— Значит, ты готов помериться со мной силой?
— Хау. Я готов. Я видел, что ты четырежды осушил стакан и сохранил бодрость духа и тела. Ты выпьешь в пятый раз, я в первый. Ты привык пить Огненную Воду, я не привык. Условия равны. Наливай же!
Харка из своего укрытия мог видеть не все. Ему показалось, что Рыжий Джим на этот раз налил в стакан из другого бурдюка, но, может, Харка и ошибся. Во всяком случае, он тут же забыл об этих сомнениях, поглощенный своими наблюдениями. Рыжий Джим протянул вождю наполненный стаканчик, и тот залпом выпил его до дна. Ни один мускул не дрогнул на его лице.
Рыжий Джим снова наполнил стаканчик и тоже залпом выпил его. Они посидели немного, спокойные, невозмутимые, с улыбкой на губах.

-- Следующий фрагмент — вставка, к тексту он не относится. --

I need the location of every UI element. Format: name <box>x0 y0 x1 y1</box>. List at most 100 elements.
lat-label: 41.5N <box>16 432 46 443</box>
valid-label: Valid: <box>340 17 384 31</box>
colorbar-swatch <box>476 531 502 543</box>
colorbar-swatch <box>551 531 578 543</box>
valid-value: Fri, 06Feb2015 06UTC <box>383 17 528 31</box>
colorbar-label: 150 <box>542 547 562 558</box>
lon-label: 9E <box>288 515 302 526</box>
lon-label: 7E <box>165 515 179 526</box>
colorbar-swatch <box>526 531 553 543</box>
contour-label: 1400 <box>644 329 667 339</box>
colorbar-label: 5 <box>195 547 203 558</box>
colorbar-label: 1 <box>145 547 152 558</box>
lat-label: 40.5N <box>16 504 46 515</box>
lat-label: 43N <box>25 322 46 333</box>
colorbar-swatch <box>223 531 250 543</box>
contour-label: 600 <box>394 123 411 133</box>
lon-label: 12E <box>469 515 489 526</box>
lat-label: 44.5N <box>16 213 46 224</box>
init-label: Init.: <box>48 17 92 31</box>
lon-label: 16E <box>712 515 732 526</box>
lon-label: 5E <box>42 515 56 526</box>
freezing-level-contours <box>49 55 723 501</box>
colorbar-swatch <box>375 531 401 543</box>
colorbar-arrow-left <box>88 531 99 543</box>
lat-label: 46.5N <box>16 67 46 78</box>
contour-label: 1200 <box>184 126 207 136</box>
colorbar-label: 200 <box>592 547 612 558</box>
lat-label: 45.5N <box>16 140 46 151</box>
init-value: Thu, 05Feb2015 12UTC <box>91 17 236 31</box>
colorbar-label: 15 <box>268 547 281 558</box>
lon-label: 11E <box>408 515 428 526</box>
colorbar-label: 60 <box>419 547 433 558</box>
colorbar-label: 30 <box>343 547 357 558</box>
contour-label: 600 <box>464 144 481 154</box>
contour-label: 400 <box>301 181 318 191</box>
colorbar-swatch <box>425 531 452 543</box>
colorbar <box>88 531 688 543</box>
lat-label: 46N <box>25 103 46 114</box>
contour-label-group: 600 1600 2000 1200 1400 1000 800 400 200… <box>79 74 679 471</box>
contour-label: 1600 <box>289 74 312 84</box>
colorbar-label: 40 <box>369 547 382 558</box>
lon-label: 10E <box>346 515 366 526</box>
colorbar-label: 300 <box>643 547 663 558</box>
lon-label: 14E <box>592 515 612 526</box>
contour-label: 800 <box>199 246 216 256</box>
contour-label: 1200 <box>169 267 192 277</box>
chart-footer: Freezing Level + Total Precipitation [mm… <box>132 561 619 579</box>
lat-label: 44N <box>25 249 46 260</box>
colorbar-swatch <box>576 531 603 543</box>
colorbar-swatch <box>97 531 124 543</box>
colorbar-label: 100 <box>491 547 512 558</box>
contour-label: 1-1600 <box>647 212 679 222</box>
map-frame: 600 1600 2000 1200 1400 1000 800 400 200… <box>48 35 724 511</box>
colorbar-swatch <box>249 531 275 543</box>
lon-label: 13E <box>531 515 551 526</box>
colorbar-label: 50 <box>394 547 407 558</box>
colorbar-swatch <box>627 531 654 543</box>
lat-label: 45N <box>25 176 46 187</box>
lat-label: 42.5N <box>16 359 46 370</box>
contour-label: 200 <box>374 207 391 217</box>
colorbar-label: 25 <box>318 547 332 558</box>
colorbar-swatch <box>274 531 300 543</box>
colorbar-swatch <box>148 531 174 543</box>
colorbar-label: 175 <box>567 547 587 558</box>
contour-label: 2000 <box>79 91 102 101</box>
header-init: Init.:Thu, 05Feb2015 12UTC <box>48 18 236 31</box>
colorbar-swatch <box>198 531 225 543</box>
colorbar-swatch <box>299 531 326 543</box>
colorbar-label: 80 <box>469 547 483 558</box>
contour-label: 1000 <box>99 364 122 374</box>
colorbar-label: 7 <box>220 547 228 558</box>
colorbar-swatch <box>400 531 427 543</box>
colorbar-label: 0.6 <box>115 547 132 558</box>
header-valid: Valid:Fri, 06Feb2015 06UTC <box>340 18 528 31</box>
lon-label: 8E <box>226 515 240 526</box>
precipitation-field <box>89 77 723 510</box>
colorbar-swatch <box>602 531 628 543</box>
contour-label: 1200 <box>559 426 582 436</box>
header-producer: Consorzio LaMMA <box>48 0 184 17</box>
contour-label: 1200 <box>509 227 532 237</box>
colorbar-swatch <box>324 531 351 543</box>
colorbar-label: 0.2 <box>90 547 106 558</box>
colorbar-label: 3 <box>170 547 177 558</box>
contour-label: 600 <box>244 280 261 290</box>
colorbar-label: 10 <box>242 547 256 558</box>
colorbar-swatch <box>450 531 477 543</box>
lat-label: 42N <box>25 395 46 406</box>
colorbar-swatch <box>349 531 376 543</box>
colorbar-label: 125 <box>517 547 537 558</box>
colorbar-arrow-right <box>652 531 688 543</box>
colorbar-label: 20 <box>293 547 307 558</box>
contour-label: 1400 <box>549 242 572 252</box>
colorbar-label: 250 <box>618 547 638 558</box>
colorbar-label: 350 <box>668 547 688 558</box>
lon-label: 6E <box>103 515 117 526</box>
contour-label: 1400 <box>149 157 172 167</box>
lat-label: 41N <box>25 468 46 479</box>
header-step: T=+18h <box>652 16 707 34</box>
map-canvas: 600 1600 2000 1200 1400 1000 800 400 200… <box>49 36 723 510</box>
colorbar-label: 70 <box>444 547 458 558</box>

— Еще один? — спросил Рыжий Джим.
— Еще один! — откликнулся вождь. — У твоего мини-вакена странный, но приятный вкус. Он холодный и свежий, как речная вода.
— Ты — сильный человек, Маттотаупа. Напиток, который пили твои воины и ты, больше чем речная вода. Вряд ли твои воины стали бы валяться на земле, блевать, кашлять и храпеть от простой речной воды.
— Это верно. Похоже, твоя вода и в самом деле — Великая Тайна.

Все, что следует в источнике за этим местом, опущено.